Originally Posted by
Husar
In some ghetto and growing up with the "locals" never wanting to talk to them?
Aren't those the areas where a lot of the recruits come from? Then you'd have to say the mistakes were made long before multiculturalism was even a word. At least here we imported the first Turks purely out of greed and to be competitive, which may explain why the Germans tried to ignore them. I'm not sure why France, Britain and the Netherlands for example have so many immigrants from their colonies, do they have free movement or easier immigration? Or do they just prefer their former colonial overlords because they already speak the language?

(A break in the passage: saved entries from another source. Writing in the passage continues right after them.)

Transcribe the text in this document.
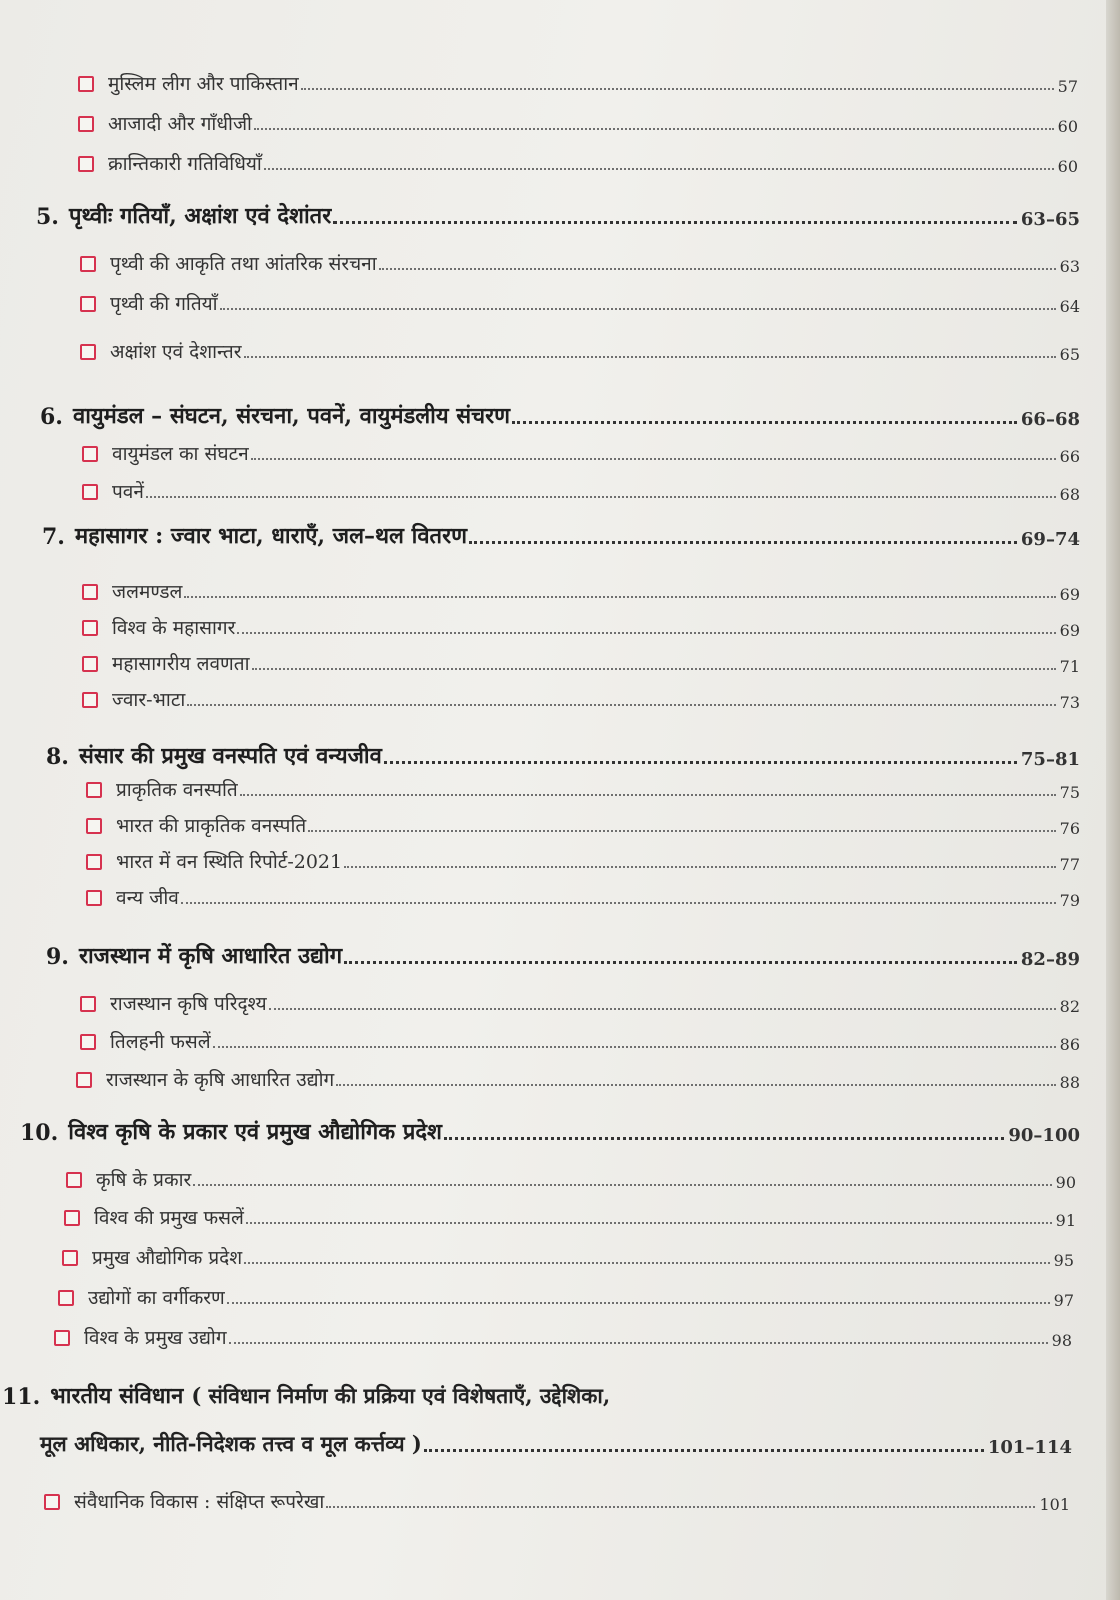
मुस्लिम लीग और पाकिस्तान	57
आजादी और गाँधीजी	60
क्रान्तिकारी गतिविधियाँ	60
5. पृथ्वीः गतियाँ, अक्षांश एवं देशांतर	63–65
पृथ्वी की आकृति तथा आंतरिक संरचना	63
पृथ्वी की गतियाँ	64
अक्षांश एवं देशान्तर	65
6. वायुमंडल – संघटन, संरचना, पवनें, वायुमंडलीय संचरण	66–68
वायुमंडल का संघटन	66
पवनें	68
7. महासागर : ज्वार भाटा, धाराएँ, जल–थल वितरण	69–74
जलमण्डल	69
विश्व के महासागर	69
महासागरीय लवणता	71
ज्वार-भाटा	73
8. संसार की प्रमुख वनस्पति एवं वन्यजीव	75–81
प्राकृतिक वनस्पति	75
भारत की प्राकृतिक वनस्पति	76
भारत में वन स्थिति रिपोर्ट-2021	77
वन्य जीव	79
9. राजस्थान में कृषि आधारित उद्योग	82–89
राजस्थान कृषि परिदृश्य	82
तिलहनी फसलें	86
राजस्थान के कृषि आधारित उद्योग	88
10. विश्व कृषि के प्रकार एवं प्रमुख औद्योगिक प्रदेश	90–100
कृषि के प्रकार	90
विश्व की प्रमुख फसलें	91
प्रमुख औद्योगिक प्रदेश	95
उद्योगों का वर्गीकरण	97
विश्व के प्रमुख उद्योग	98
11. भारतीय संविधान ( संविधान निर्माण की प्रक्रिया एवं विशेषताएँ, उद्देशिका,
मूल अधिकार, नीति-निदेशक तत्त्व व मूल कर्त्तव्य )	101–114
संवैधानिक विकास : संक्षिप्त रूपरेखा	101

I don't think anyone can seriously claim that all the muslims in Britain and France only came with the recent waves of refugees, even in Germany we had some very few black people who already lived here under the Nazis, I'd assume in France and Britain there were quite a few more, and that the French used them as soldiers who could never become officers in WW2 should be known as well. Another reason they are often disenfranchized by the way. One may say the situation for them improved with multiculturalism, but they were already burnt by that time and the ghettos established. Multiculturalism doesn't close ghettos in practice.
I know Arabs and Turks who were born here and are basically Germans with a few quirks, apparently the people in the banlieus (forgive me if I forgot a letter that you don't spell anyway) for example are not like that, why?
That still leaves some who think being an islamofascist is a cool underground fashion thing to defend their master race or something, but as Fragony always says, nothing we can do, other than maybe make it appear less cool in general. They seem to argue with the West treating its immigrants like second class people as well.
So what do you think the reasons are?
PS: The reason I don't quite buy purely religious reasons for such zeal might be that I grew up going to very fundamentalist Christian churches, I actually know a guy who went to Texas and preached on campuses there... (you may not want to believe it, but he's actually a cool guy in general, I'm not saying I don't like him)
And I somehow got the impression that these Christians also often have their rather personal reasons to invest this much into their religion, it's not just the religion alone, it can be a fear of permanent death, really bad experiences with the general atheist world and their "friends" outside the church, so that they need a reason why it is this way, and so on. And muslim people are not genetically different from Christian people so that it could explain a completely different behavior I think. The major difference is probably that they have a much larger percentage that grows up in this more fundamentalist muslim world.